A shocking tale of wrongful conviction and an argument for “a more responsive, sensitive, humane, and just legal system.”
In 1983, Logan was sentenced to a life term, without parole, for a murder he did not commit. With journalist Falbaum, he tells how the murderer’s lawyers’ commitment to protect their client’s confidentiality kept him in jail for 26 years. Two public defenders, Dale Coventry and William Kunz, were in possession of evidence of Logan’s innocence from the beginning. They represented Andrew “Gino” Wilson, who was already in custody for murdering two Chicago police officers. Wilson confessed to them that he had also killed the security guard that Logan was convicted of murdering.

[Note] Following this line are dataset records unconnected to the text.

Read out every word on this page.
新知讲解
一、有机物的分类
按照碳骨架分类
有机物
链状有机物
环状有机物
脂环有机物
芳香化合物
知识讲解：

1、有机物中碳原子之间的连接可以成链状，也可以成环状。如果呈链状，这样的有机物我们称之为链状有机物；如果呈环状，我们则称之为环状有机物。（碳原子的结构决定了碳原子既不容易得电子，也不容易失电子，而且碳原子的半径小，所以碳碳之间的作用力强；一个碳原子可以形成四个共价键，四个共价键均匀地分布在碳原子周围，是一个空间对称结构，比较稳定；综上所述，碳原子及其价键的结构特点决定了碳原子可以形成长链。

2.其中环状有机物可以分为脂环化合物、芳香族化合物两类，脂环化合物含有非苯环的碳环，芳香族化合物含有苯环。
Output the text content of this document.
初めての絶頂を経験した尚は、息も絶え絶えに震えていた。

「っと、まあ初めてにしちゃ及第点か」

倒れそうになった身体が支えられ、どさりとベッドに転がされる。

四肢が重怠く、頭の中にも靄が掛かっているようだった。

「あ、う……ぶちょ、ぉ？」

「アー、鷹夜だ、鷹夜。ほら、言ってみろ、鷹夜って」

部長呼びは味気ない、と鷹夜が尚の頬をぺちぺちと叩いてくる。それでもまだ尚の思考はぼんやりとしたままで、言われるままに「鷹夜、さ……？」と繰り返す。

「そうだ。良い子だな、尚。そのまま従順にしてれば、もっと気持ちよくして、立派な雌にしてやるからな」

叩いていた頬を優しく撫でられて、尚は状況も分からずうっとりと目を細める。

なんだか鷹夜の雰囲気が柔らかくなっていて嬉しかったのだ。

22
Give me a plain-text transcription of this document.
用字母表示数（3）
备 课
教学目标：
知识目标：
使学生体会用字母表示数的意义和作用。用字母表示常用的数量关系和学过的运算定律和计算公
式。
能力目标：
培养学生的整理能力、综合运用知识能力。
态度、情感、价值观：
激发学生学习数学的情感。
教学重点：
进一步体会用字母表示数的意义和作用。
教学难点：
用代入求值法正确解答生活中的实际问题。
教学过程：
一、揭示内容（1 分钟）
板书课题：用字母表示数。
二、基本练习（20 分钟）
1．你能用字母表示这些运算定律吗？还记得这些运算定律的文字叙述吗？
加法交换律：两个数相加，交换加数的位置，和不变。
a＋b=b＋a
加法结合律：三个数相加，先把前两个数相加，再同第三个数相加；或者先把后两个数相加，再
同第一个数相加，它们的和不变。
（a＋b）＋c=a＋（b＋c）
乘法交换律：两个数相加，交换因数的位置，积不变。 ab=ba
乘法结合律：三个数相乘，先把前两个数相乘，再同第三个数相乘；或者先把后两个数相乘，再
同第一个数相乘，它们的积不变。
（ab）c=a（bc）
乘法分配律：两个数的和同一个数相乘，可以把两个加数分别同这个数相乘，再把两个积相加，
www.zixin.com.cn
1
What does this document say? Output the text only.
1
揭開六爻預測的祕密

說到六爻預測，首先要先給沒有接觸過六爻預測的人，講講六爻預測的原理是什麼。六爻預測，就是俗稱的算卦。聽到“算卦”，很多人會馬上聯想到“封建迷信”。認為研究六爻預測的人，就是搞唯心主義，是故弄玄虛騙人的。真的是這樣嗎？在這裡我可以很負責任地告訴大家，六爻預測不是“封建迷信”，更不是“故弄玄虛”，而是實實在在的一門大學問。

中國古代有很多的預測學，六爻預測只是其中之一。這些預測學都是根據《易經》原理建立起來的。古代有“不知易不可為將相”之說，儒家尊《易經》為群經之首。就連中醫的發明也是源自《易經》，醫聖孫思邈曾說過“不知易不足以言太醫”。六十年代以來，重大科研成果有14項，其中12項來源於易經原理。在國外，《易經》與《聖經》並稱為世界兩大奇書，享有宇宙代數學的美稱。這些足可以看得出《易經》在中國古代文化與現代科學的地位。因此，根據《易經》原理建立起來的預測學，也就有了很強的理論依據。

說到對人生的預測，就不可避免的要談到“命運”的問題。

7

Wilson repeatedly refused to free his defenders from their obligations to him under the legal system’s code of ethics. The lawyers crafted an affidavit testifying to their knowledge and locked it away until Wilson’s death in 2007 freed them from their obligation. Logan’s tribulations involve much more than the concealment of the real murderer’s confession. He had been framed by a unit of the Chicago police under the leadership of Jon Burge, who was later accused of torturing more than 200 suspects between 1972 and 1991. Dismissed from the police, Burge was eventually convicted of perjury and sentenced in 2010 to four years in jail. Even with the revelation of the affidavit, Logan’s lawyers still had to rebut the original prosecutor’s case and also reverse decisions made in earlier attempts at appeal. The suit, which ultimately prevailed and secured Logan’s freedom, proved that “there was never any physical evidence tying me to the crime.” Furthermore, exculpatory evidence—a gun owned by Wilson—was known to police but not disclosed, and police failed to reveal that Wilson told a friend about the murder. Evidence was made up, and witnesses whose evidence was helpful to Logan were not called.
A terrible personal case that brings general conditions into cruelly sharp focus.